The Dodgers’ pitching coach Rick Honeycutt is 62 today. His given name is Frederick Wayne Honeycutt and he hails from Chattanooga. Although he had a 109-143 record he lasted 20 years in the game and has been a pitching coach for ten years. Early on he was with the expansion Mariners from 1977-80. His two long runs were with the Dodgers from 1983-87 and Oakland from 1987-93. He was an All-Star twice early in his career. He was with Oakland when they were in 3 straight World Series between 1988–90. On the debit side of the ledger, he earned a 10-game suspension for being caught using a thumbtack to cut the ball.
Former catcher and first baseman John Boccabella is 75 today.
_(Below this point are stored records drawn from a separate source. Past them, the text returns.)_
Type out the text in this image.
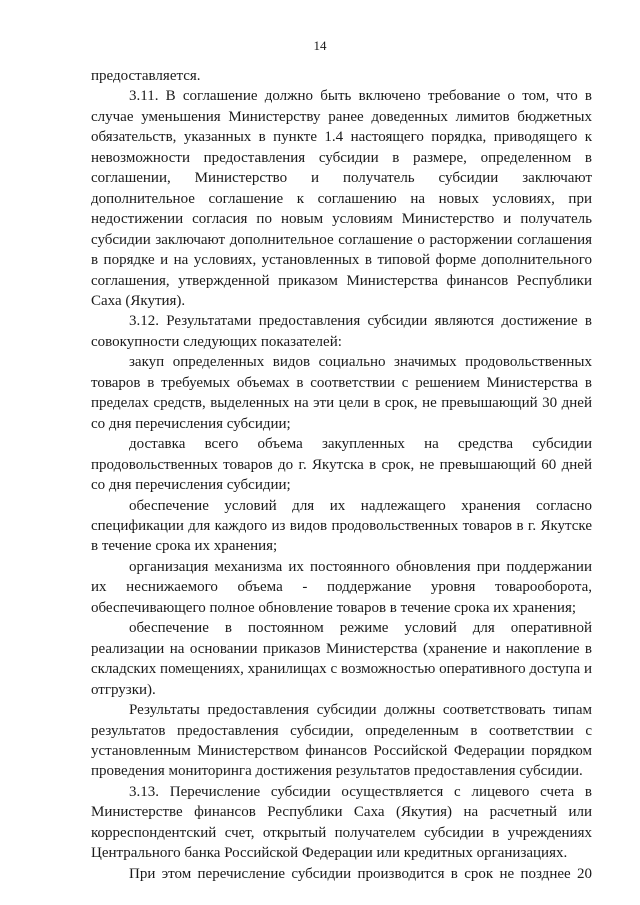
14

предоставляется.

3.11. В соглашение должно быть включено требование о том, что в случае уменьшения Министерству ранее доведенных лимитов бюджетных обязательств, указанных в пункте 1.4 настоящего порядка, приводящего к невозможности предоставления субсидии в размере, определенном в соглашении, Министерство и получатель субсидии заключают дополнительное соглашение к соглашению на новых условиях, при недостижении согласия по новым условиям Министерство и получатель субсидии заключают дополнительное соглашение о расторжении соглашения в порядке и на условиях, установленных в типовой форме дополнительного соглашения, утвержденной приказом Министерства финансов Республики Саха (Якутия).

3.12. Результатами предоставления субсидии являются достижение в совокупности следующих показателей:

закуп определенных видов социально значимых продовольственных товаров в требуемых объемах в соответствии с решением Министерства в пределах средств, выделенных на эти цели в срок, не превышающий 30 дней со дня перечисления субсидии;

доставка всего объема закупленных на средства субсидии продовольственных товаров до г. Якутска в срок, не превышающий 60 дней со дня перечисления субсидии;

обеспечение условий для их надлежащего хранения согласно спецификации для каждого из видов продовольственных товаров в г. Якутске в течение срока их хранения;

организация механизма их постоянного обновления при поддержании их неснижаемого объема - поддержание уровня товарооборота, обеспечивающего полное обновление товаров в течение срока их хранения;

обеспечение в постоянном режиме условий для оперативной реализации на основании приказов Министерства (хранение и накопление в складских помещениях, хранилищах с возможностью оперативного доступа и отгрузки).

Результаты предоставления субсидии должны соответствовать типам результатов предоставления субсидии, определенным в соответствии с установленным Министерством финансов Российской Федерации порядком проведения мониторинга достижения результатов предоставления субсидии.

3.13. Перечисление субсидии осуществляется с лицевого счета в Министерстве финансов Республики Саха (Якутия) на расчетный или корреспондентский счет, открытый получателем субсидии в учреждениях Центрального банка Российской Федерации или кредитных организациях.

При этом перечисление субсидии производится в срок не позднее 20
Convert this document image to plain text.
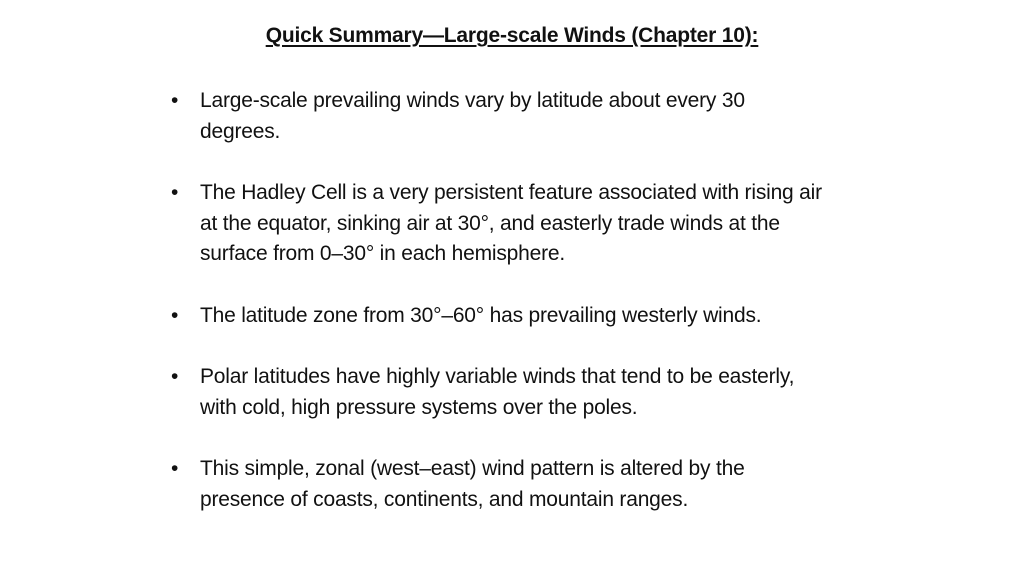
Quick Summary—Large-scale Winds (Chapter 10):
• Large-scale prevailing winds vary by latitude about every 30 degrees.
• The Hadley Cell is a very persistent feature associated with rising air at the equator, sinking air at 30°, and easterly trade winds at the surface from 0–30° in each hemisphere.
• The latitude zone from 30°–60° has prevailing westerly winds.
• Polar latitudes have highly variable winds that tend to be easterly, with cold, high pressure systems over the poles.
• This simple, zonal (west–east) wind pattern is altered by the presence of coasts, continents, and mountain ranges.
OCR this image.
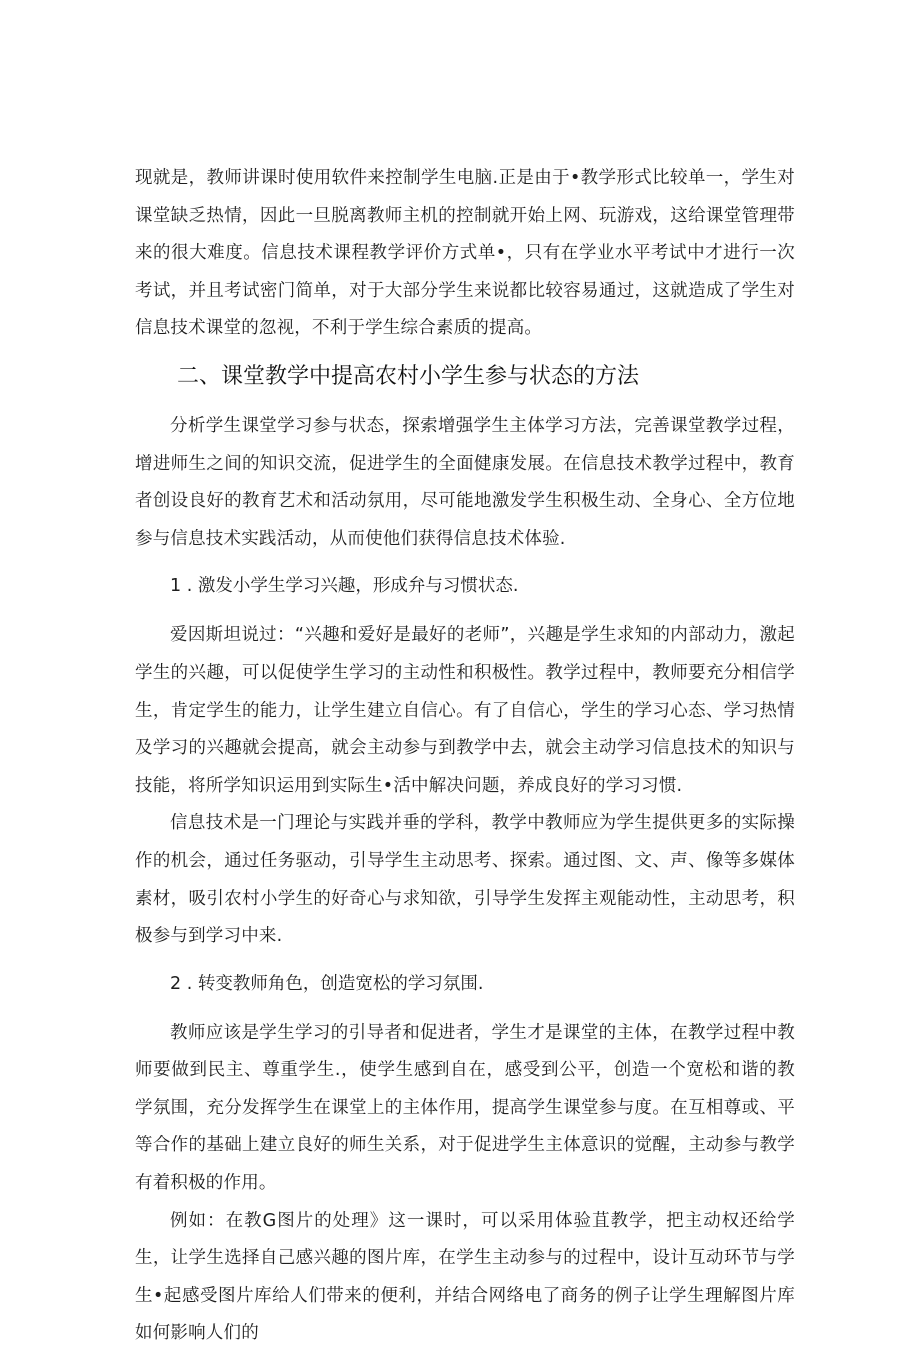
现就是，教师讲课时使用软件来控制学生电脑.正是由于•教学形式比较单一，学生对课堂缺乏热情，因此一旦脱离教师主机的控制就开始上网、玩游戏，这给课堂管理带来的很大难度。信息技术课程教学评价方式单•，只有在学业水平考试中才进行一次考试，并且考试密门简单，对于大部分学生来说都比较容易通过，这就造成了学生对信息技术课堂的忽视，不利于学生综合素质的提高。

二、课堂教学中提高农村小学生参与状态的方法

分析学生课堂学习参与状态，探索增强学生主体学习方法，完善课堂教学过程，增进师生之间的知识交流，促进学生的全面健康发展。在信息技术教学过程中，教育者创设良好的教育艺术和活动氛用，尽可能地激发学生积极生动、全身心、全方位地参与信息技术实践活动，从而使他们获得信息技术体验.

1 . 激发小学生学习兴趣，形成弁与习惯状态.

爱因斯坦说过：“兴趣和爱好是最好的老师”，兴趣是学生求知的内部动力，激起学生的兴趣，可以促使学生学习的主动性和积极性。教学过程中，教师要充分相信学生，肯定学生的能力，让学生建立自信心。有了自信心，学生的学习心态、学习热情及学习的兴趣就会提高，就会主动参与到教学中去，就会主动学习信息技术的知识与技能，将所学知识运用到实际生•活中解决问题，养成良好的学习习惯.

信息技术是一门理论与实践并垂的学科，教学中教师应为学生提供更多的实际操作的机会，通过任务驱动，引导学生主动思考、探索。通过图、文、声、像等多媒体素材，吸引农村小学生的好奇心与求知欲，引导学生发挥主观能动性，主动思考，积极参与到学习中来.

2 . 转变教师角色，创造宽松的学习氛围.

教师应该是学生学习的引导者和促进者，学生才是课堂的主体，在教学过程中教师要做到民主、尊重学生.，使学生感到自在，感受到公平，创造一个宽松和谐的教学氛围，充分发挥学生在课堂上的主体作用，提高学生课堂参与度。在互相尊或、平等合作的基础上建立良好的师生关系，对于促进学生主体意识的觉醒，主动参与教学有着积极的作用。

例如：在教G图片的处理》这一课时，可以采用体验苴教学，把主动权还给学生，让学生选择自己感兴趣的图片库，在学生主动参与的过程中，设计互动环节与学生•起感受图片库给人们带来的便利，并结合网络电了商务的例子让学生理解图片库如何影响人们的
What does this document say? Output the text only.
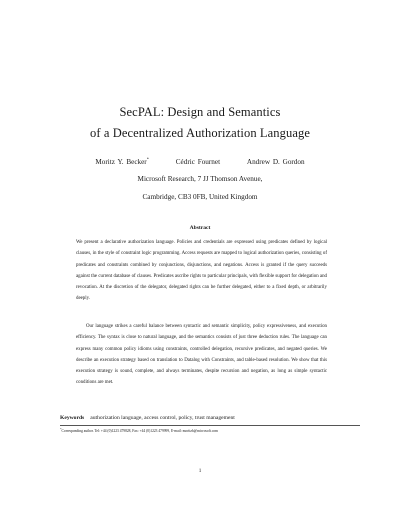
SecPAL: Design and Semantics
of a Decentralized Authorization Language
Moritz Y. Becker*	Cédric Fournet	Andrew D. Gordon
Microsoft Research, 7 JJ Thomson Avenue,
Cambridge, CB3 0FB, United Kingdom
Abstract

We present a declarative authorization language. Policies and credentials are expressed using predicates defined by logical clauses, in the style of constraint logic programming. Access requests are mapped to logical authorization queries, consisting of predicates and constraints combined by conjunctions, disjunctions, and negations. Access is granted if the query succeeds against the current database of clauses. Predicates ascribe rights to particular principals, with flexible support for delegation and revocation. At the discretion of the delegator, delegated rights can be further delegated, either to a fixed depth, or arbitrarily deeply.

Our language strikes a careful balance between syntactic and semantic simplicity, policy expressiveness, and execution efficiency. The syntax is close to natural language, and the semantics consists of just three deduction rules. The language can express many common policy idioms using constraints, controlled delegation, recursive predicates, and negated queries. We describe an execution strategy based on translation to Datalog with Constraints, and table-based resolution. We show that this execution strategy is sound, complete, and always terminates, despite recursion and negation, as long as simple syntactic conditions are met.

Keywords authorization language, access control, policy, trust management
*Corresponding author. Tel: +44 (0)1223 479828, Fax: +44 (0)1223 479999, E-mail: moritzb@microsoft.com
1
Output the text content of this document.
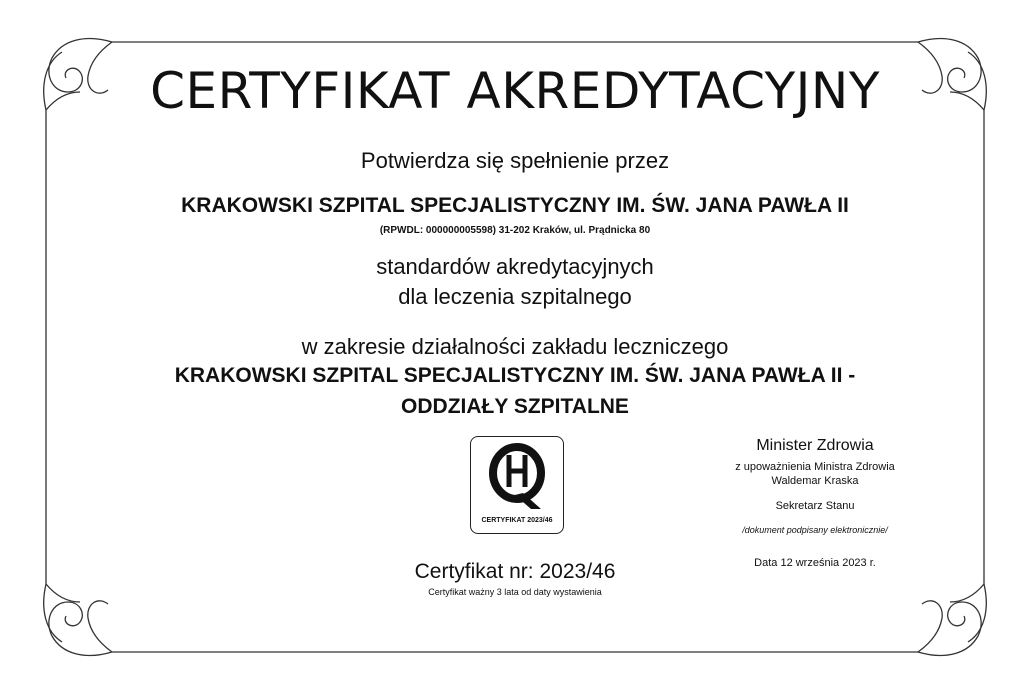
CERTYFIKAT AKREDYTACYJNY
Potwierdza się spełnienie przez
KRAKOWSKI SZPITAL SPECJALISTYCZNY IM. ŚW. JANA PAWŁA II
(RPWDL: 000000005598) 31-202 Kraków, ul. Prądnicka 80
standardów akredytacyjnych
dla leczenia szpitalnego
w zakresie działalności zakładu leczniczego
KRAKOWSKI SZPITAL SPECJALISTYCZNY IM. ŚW. JANA PAWŁA II -
ODDZIAŁY SZPITALNE
CERTYFIKAT 2023/46
Minister Zdrowia
z upoważnienia Ministra Zdrowia
Waldemar Kraska
Sekretarz Stanu
/dokument podpisany elektronicznie/
Data 12 września 2023 r.
Certyfikat nr: 2023/46
Certyfikat ważny 3 lata od daty wystawienia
He gets his mention because as a boy, his name was my favorite name in all of MLB. Talent didn’t matter, his name alone was great. He played for the Expos then and the P.A. announcer drew it out like Michael Buffer does introducing boxers. Boc–Ca–Bel–La was how it sounded. He was a San Francisco native who began his career in 1963 with the Cubs and wrapped it up in his home town with the Giants in 1974. It turns out he was a career .219 hitter in his time. In college his Santa Clara Broncos got to the final of the College World Series in Omaha in 1962. Only the Michigan Wolverines could tame the Broncos that year. He went to the Expos in the expansion draft before the 1969 season and was their main catcher in 1973. He worked for Pacific Gas and Electric in the San Francisco area for 19 years after baseball.
Hall of Famer Harmon Killebrew was born on this day in 1936 and passed away in May 2011. His was the first baseball card I ever had. It came out of a cereal box, as cards occasionally did back in the day. He was a man of many nicknames-The Killer, the Brew, the Fat Kid (according to Jim Bouton in “Ball Four.) He made his debut a week before turning 18 in 1954. By the end he hit .256 with 573 home runs. He broke in with the original Senators who became the Twins, and spent his final year with the Royals in 1975. He was an All-Star 13 times between 1959 and 1971 and hit a home run in his final All-Star appearance. The 1971 All-Star game in Detroit had home runs by 6 Hall of Famers including Reggie Jackson’s moon shot that nearly left old Tigers’ Stadium. 6 times he led his league in home runs and once he was voted MVP. He played in the 1965 World Series when the Twins lost to the Dodgers, and also played in the first 2 ALCS in 1969 and 1970, both lost by the Twins to the Orioles. He broadcast on TV around MLB through 1988. It took 4 ballots to induct him into the Hall of Fame in 1984. The only question in my mind is, WHY? He was inducted with Luis Aparicio and 1965 World Series foe Don Drysdale.